The key benefits of using PubCompare.ai for lung volume measurement research include: 1. Increased effieciency: The platform allows you to quickly screen a large volume of relevant protocols, saving time and effort. 2. Enhanced accuracy: PubCompare.ai's AI-driven analysis helps identify the most effective and reproducible lung volume measurement techniques. 3. Improved research quality: Access to the best available protocols can lead to more accurate and meaningful results in your studies. 4. Streamlined workflow: The platform integrates seamlessly into your research process, minimizing disruptions and optimizing productivity.

How does PubCompare.ai's AI-powered analysis work for lung volume measurements?

PubCompare.ai's AI-powered analysis of lung volume measurement protocols works by: 1. Rapidly screening a large volume of published literature, pre-prints, and patents to identify the most relevant protocols. 2. Extracting key details about each protocol, such as the measurement technique, sample characteristics, and reported accuracy/reproducibility. 3. Applying advanced machine learning algorithms to compare the relative effectiveness of the different protocols. 4. Highlighting the critical insights, such as the most efficient and reliable lung volume measurement methods for specific research goals or patient populations. This AI-driven approach enables researchers to make more informed decisions about the optimal lung volume measurement protocols to use, streamlining the research process and leading to more accurate and meaningful results.

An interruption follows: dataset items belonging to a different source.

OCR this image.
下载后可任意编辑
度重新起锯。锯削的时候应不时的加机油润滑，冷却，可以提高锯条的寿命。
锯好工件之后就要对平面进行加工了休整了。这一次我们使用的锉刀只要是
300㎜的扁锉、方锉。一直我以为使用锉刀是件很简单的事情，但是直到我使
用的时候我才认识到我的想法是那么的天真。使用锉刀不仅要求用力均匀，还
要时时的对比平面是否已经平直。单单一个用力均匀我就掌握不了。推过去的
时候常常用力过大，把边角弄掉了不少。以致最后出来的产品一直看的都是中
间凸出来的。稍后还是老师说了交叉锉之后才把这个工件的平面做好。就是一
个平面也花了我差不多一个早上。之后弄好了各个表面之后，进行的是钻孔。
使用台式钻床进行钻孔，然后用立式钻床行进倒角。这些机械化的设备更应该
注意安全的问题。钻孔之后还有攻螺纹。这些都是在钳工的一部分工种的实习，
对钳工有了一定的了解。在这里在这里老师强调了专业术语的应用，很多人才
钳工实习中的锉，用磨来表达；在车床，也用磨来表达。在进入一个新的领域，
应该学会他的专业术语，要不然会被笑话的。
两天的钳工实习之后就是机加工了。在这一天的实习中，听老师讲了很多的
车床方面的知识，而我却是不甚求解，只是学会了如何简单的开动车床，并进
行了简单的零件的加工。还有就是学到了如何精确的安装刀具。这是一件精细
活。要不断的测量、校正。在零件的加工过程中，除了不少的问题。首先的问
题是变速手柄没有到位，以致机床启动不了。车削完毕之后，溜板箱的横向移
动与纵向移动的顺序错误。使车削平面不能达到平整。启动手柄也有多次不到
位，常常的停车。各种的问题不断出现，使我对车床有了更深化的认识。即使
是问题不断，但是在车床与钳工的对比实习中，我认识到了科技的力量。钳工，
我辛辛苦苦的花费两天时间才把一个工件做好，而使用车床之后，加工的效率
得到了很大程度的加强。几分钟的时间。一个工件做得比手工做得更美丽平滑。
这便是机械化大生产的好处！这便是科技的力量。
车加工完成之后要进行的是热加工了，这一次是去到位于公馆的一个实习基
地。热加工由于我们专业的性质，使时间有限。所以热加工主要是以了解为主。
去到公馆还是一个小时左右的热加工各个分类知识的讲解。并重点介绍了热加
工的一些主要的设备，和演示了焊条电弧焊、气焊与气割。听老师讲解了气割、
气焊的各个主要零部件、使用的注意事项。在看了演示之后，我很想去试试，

More about "Lung Volume Measurements"

Pulmonary Function Testing, Respiratory Physiology, Lung Volume Assessment, Lung Capacity Measurement, Spirometry, Plethysmography, Gas Dilution, Imaging Techniques, Forced Vital Capacity (FVC), Total Lung Capacity (TLC), Residual Volume (RV), Inspiratory Capacity (IC), Expiratory Reserve Volume (ERV), Vital Capacity (VC), Tidal Volume (TV), Minute Ventilation (VE), Diffusing Capacity (DLCO), Airway Resistance (Raw), Airway Conductance (Gaw), Respiratory Mechanics, Ventilatory Parameters, Respiratory Disorders, Lung Disease Diagnosis, Pulmonary Function Evaluation, Respiratory Function Tests, Lung Volume Determination, Respiratory Measurements, Ventilation Assessment, Respiratory System Analysis, Lung Volume Quantification, Pulmonary Volume Metrics, Respiratory Airflow Dynamics, Respiratory Physiology Optimization, Respiratory Diagnostics, Respiratory Monitoring, Respiratory Health Evaluation.